Following on from my earlier article, the governments` precise intentions towards British waterways remain unclear.
At a time of economic uncertainty this may seem rather a parochial little dispute, but it`s worth considering the benefits canal regeneration can bring to an area. The recently formed Cromford Canal Partnership, an alliance between local authorities, canal users and others similar in form to the Chesterfield Canal Trust, has high hopes of revitalising the surrounding area with the work it envisages including making the entire 17 mile-long canal from the Great Northern Basin at Langley Mill through Cromford to Pinxton navigable by boat, which would include re-opening the Butterley Tunnel.

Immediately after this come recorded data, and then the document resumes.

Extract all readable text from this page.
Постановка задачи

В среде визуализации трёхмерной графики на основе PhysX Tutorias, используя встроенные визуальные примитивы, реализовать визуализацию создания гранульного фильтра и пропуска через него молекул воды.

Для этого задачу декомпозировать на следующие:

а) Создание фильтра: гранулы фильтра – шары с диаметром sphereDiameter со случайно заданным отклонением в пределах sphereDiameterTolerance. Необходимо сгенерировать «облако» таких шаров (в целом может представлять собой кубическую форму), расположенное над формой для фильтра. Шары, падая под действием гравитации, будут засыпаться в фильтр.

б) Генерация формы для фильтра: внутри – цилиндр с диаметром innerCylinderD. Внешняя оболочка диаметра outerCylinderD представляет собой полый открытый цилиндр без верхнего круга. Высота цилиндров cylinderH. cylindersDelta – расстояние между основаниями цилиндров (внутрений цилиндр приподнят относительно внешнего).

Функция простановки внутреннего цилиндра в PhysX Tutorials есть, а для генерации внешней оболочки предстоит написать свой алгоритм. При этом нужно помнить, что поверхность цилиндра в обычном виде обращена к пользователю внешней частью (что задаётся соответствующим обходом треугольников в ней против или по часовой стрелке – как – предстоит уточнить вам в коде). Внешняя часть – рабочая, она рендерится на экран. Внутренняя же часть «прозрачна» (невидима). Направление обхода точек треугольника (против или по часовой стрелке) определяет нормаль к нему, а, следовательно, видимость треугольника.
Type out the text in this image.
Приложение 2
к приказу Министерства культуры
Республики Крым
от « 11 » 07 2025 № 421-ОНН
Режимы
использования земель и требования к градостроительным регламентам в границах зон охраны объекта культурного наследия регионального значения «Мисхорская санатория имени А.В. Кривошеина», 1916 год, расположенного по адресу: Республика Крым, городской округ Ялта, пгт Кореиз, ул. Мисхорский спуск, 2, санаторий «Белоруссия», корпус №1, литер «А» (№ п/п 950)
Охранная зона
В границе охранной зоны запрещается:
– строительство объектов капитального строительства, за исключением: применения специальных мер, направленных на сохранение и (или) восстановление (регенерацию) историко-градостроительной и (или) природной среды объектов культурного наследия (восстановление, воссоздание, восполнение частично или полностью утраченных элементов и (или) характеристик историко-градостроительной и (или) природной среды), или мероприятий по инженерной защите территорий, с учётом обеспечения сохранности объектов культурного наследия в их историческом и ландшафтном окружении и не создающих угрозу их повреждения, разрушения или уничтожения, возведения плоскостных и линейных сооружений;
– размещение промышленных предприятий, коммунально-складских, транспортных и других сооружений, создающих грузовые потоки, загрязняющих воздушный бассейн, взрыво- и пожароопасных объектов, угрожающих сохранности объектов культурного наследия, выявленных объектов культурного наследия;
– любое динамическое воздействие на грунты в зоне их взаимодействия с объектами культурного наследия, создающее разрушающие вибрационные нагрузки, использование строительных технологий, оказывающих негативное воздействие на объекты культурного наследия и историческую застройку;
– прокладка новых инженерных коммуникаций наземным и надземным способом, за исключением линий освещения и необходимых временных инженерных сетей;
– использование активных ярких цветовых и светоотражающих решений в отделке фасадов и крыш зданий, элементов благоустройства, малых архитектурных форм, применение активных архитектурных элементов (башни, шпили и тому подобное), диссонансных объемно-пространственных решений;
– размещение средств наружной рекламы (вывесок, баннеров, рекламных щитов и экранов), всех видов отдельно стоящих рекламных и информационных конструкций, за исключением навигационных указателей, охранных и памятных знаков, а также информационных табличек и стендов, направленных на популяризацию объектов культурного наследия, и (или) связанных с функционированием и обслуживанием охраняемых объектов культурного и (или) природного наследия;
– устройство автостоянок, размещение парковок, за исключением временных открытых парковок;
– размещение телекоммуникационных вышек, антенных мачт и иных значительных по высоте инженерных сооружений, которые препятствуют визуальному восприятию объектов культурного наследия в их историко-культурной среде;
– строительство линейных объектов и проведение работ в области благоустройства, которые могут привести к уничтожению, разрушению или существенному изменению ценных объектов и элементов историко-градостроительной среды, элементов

In response to the current uncertainties, the Save Our Waterways group has become a membership organisation with intelligently thought out proposals and clear campaigning objectives. They envisage building alliances of local people, canal users, environmentalists, historians and other interested parties in seeking a secure future for Britain`s canal network. A key aim they have is that British Waterways should not be separated from its` property assets and they feel the government is avoiding this issue, perhaps intentionally. As they point out, if Britain`s waterways go into decline there will be a clear detriment to tourism, education, local communities, employment and even a knock-on effect on the Treasury`s revenue.
Those of us that can remember the state of Britain`s canals during the `70s and `80s, edged on either side as they often were by derelict warehouses and other signs of urban decay will certainly see some merit to their proposals. I`ll be adding links to this blog for those who want to see how they fare.